Civil War & Reconstruction Civil War Steamboat Wawaset

Steamboat Wawaset

The Wawaset may have been among the many Union steamboats anchored off a newly constructed Potomac Creek landing called Belle Plain, Virginia.  Fredericksburg is nine miles distant. This area, a New York newspaper told its readers on June 11, 1864, “was constantly crowded with transports and naval vessels, receiving and unloading stores and troops; and the scene from the heights on a clear day was almost as full of life and animation as New York Harbor.”

The Wawaset had been a wooden workhorse from her construction by the reputable Pusey & Jones in Wilmington, Delaware, in 1863.  A Philadelphia firm ordered the steamer built, intending that she should run fruit from Duck Creek and Smyrna to the Pennsylvania city, but she was soon taken over by the Union army for use as a troop transport vessel. The Wawaset served as a hospital transport during the last year of what southerners call the War Between the States.  The service was on the Potomac River, in and out of land projections that were sometimes without wharf or landing.  Belle Plain, Virginia, was an example of a port created by a naval task force — simply by its offshore presence during one of General U.S. Grant’s final campaigns in Virginia.
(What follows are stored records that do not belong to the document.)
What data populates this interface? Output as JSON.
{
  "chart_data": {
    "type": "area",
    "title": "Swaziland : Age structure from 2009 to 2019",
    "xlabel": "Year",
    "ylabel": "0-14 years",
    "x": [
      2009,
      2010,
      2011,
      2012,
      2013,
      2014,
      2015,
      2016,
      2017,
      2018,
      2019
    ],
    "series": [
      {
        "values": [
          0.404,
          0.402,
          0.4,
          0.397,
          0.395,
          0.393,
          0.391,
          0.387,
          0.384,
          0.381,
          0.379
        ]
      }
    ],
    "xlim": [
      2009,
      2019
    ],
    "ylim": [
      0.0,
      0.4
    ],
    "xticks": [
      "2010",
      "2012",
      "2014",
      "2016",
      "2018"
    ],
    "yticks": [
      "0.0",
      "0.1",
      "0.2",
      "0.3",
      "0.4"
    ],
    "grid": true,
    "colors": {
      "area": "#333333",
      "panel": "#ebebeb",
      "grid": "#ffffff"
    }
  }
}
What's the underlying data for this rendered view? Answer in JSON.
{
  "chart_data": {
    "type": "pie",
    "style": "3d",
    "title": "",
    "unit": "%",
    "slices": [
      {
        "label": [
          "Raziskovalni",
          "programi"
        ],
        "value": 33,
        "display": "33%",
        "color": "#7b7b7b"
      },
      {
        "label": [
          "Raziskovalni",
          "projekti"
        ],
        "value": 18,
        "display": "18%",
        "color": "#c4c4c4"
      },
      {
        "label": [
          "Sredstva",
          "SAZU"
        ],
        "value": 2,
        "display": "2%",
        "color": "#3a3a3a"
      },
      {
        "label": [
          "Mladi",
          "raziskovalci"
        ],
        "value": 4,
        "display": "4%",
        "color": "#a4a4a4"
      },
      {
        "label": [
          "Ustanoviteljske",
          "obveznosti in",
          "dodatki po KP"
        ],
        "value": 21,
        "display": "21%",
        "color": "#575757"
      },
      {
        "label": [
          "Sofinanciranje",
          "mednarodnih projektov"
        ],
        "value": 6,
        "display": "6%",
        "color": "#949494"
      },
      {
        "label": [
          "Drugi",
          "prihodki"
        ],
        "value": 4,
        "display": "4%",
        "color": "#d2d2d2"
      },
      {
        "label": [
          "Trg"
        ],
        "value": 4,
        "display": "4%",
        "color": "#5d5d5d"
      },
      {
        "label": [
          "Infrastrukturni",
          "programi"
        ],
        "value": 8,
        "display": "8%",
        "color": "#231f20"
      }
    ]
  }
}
Dr. Henry T. Child wrote to his wife from “on board the Wawaset, Aquia Creek, at Belle Plain, May 12, 1864.” Union soldiers, he said, were

placing the wounded men on the boat.  More than 3,000 were sent to Washington this afternoon.  This morning, Surgeon Cuyter detailed me to go in the boat … with 527 wounded men … I only stay a little while in Washington while we unload the men & take in the coal.